A rich collection of works brought together for the first time: 55 ceramics, 19 design drawings, 90 watercolour blotting-paper designs, 15 paintings, pastels, and gouaches, and 18 illustrated books –including the 72 plates he created based on Mireille, the Provençal poem by Frédéric Mistral as well as his final album, Fleurs.

The second part of the exhibition takes an equally innovative approach, exploring the many facets of a designer and entrepreneur whose diverse body of work defies categorization. A landscape painter, he found in the diversity of Art Nouveau and Art Deco a vast field of experimentation that fuelled his insatiable curiosity. Over the years, he becomes a designer, immersing himself in every aspect of the decorative arts – as a ceramist, decorator, and designer of rugs, fabrics, wallpaper, and illustrated books – while also founding a fashion house. This remarkable versatility evokes the ‘touchatouism” (Jack of all trades) aspect described by Jean Cocteau.
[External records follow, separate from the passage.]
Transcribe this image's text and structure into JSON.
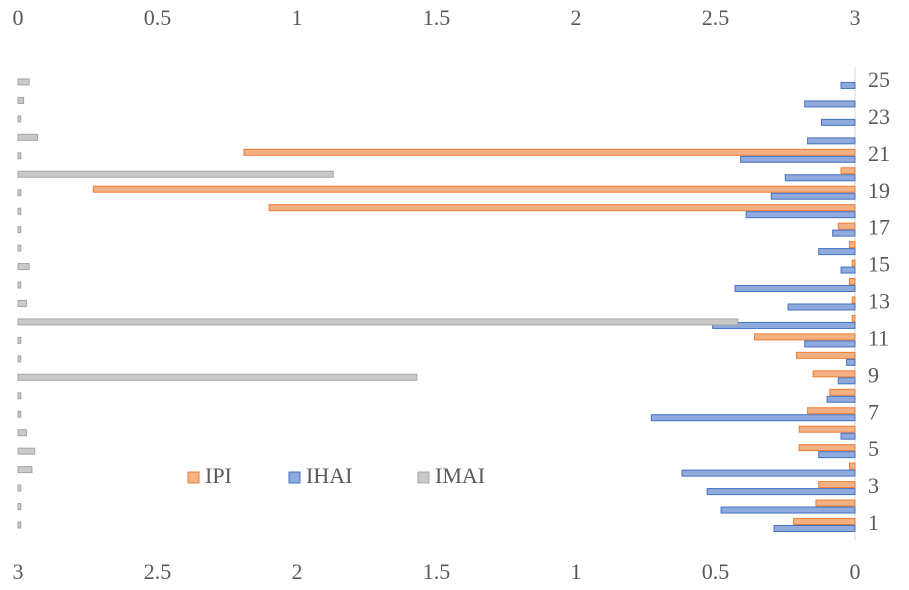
{
  "chart_data": {
    "type": "bar",
    "orientation": "horizontal",
    "categories": [
      "1",
      null,
      "3",
      null,
      "5",
      null,
      "7",
      null,
      "9",
      null,
      "11",
      null,
      "13",
      null,
      "15",
      null,
      "17",
      null,
      "19",
      null,
      "21",
      null,
      "23",
      null,
      "25"
    ],
    "xlim": [
      0,
      3
    ],
    "xticks": [
      0,
      0.5,
      1,
      1.5,
      2,
      2.5,
      3
    ],
    "x_reversed": true,
    "x2lim": [
      0,
      3
    ],
    "x2ticks": [
      0,
      0.5,
      1,
      1.5,
      2,
      2.5,
      3
    ],
    "legend": "bottom",
    "series": [
      {
        "name": "IPI",
        "color": "#f4b183",
        "edge": "#ed7d31",
        "axis": "x",
        "values": [
          0.22,
          0.14,
          0.13,
          0.02,
          0.2,
          0.2,
          0.17,
          0.09,
          0.15,
          0.21,
          0.36,
          0.01,
          0.01,
          0.02,
          0.01,
          0.02,
          0.06,
          2.1,
          2.73,
          0.05,
          2.19,
          0,
          0,
          0,
          0
        ]
      },
      {
        "name": "IHAI",
        "color": "#8faadc",
        "edge": "#4472c4",
        "axis": "x",
        "values": [
          0.29,
          0.48,
          0.53,
          0.62,
          0.13,
          0.05,
          0.73,
          0.1,
          0.06,
          0.03,
          0.18,
          0.51,
          0.24,
          0.43,
          0.05,
          0.13,
          0.08,
          0.39,
          0.3,
          0.25,
          0.41,
          0.17,
          0.12,
          0.18,
          0.05
        ]
      },
      {
        "name": "IMAI",
        "color": "#c9c9c9",
        "edge": "#a5a5a5",
        "axis": "x2",
        "values": [
          0.01,
          0.01,
          0.01,
          0.05,
          0.06,
          0.03,
          0.01,
          0.01,
          1.43,
          0.01,
          0.01,
          2.58,
          0.03,
          0.01,
          0.04,
          0.01,
          0.01,
          0.01,
          0.01,
          1.13,
          0.01,
          0.07,
          0.01,
          0.02,
          0.04
        ]
      }
    ]
  }
}
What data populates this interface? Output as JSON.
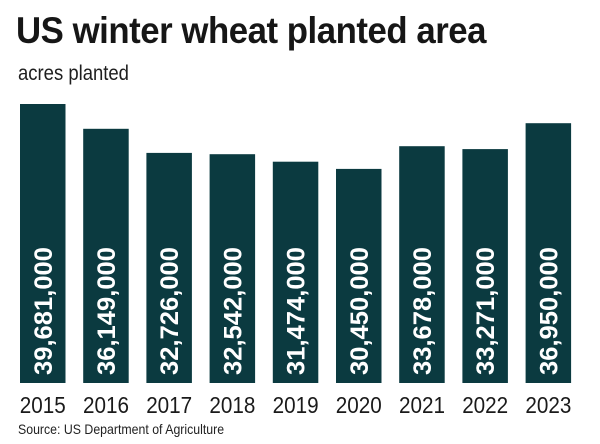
{
  "title": "US winter wheat planted area",
  "subtitle": "acres planted",
  "source": "Source: US Department of Agriculture",
  "chart_data": {
    "type": "bar",
    "title": "US winter wheat planted area",
    "subtitle": "acres planted",
    "xlabel": "",
    "ylabel": "",
    "categories": [
      "2015",
      "2016",
      "2017",
      "2018",
      "2019",
      "2020",
      "2021",
      "2022",
      "2023"
    ],
    "values": [
      39681000,
      36149000,
      32726000,
      32542000,
      31474000,
      30450000,
      33678000,
      33271000,
      36950000
    ],
    "value_labels": [
      "39,681,000",
      "36,149,000",
      "32,726,000",
      "32,542,000",
      "31,474,000",
      "30,450,000",
      "33,678,000",
      "33,271,000",
      "36,950,000"
    ],
    "ylim": [
      0,
      42000000
    ],
    "grid": false,
    "legend": "none",
    "bar_color": "#0b3a40",
    "label_color": "#ffffff"
  }
}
Long inaccessible, scattered, or forgotten, his creations are reunited here for the first time. They reveal a vibrant and distinctly modern creative vision, where colour, pattern, and innovation converse with the major artistic movements of his time, shedding light on an essential yet often overlooked chapter in the history of the decorative arts.

Rooted in the late 19th-century Symbolist movement, Fayet played a key role in redefining modern interiors during the Roaring Twenties through ventures such as Maison Della and the Atelier de la Dauphine. Through commissions for Richard Burgsthal’s stained-glass windows at the Abbaye de Fontfroide, as well as his own designs for his Igny, La Dragonne, and Costebrune residences, Fayet cultivated a taste for whimsy which had a softening effect on the sober geometry of 1920s design. He is particularly characterized by his extraordinary floral vocabulary, first sketched on blotting paper and later transformed into fabrics, wallpaper, and rugs.

Ceramics and the collaboration with Louis Paul

In 1896, Gustave Fayet launched his first venture in the decorative arts. Together with the painter and sculptor Louis Paul (1858-1922), a former student of Rodin, he founded a stoneware workshop in Béziers. By 1904, the workshop had produced more than a hundred ceramic pieces, several of which were exhibited at Siegfried Bing’s gallery in Paris in June 1898.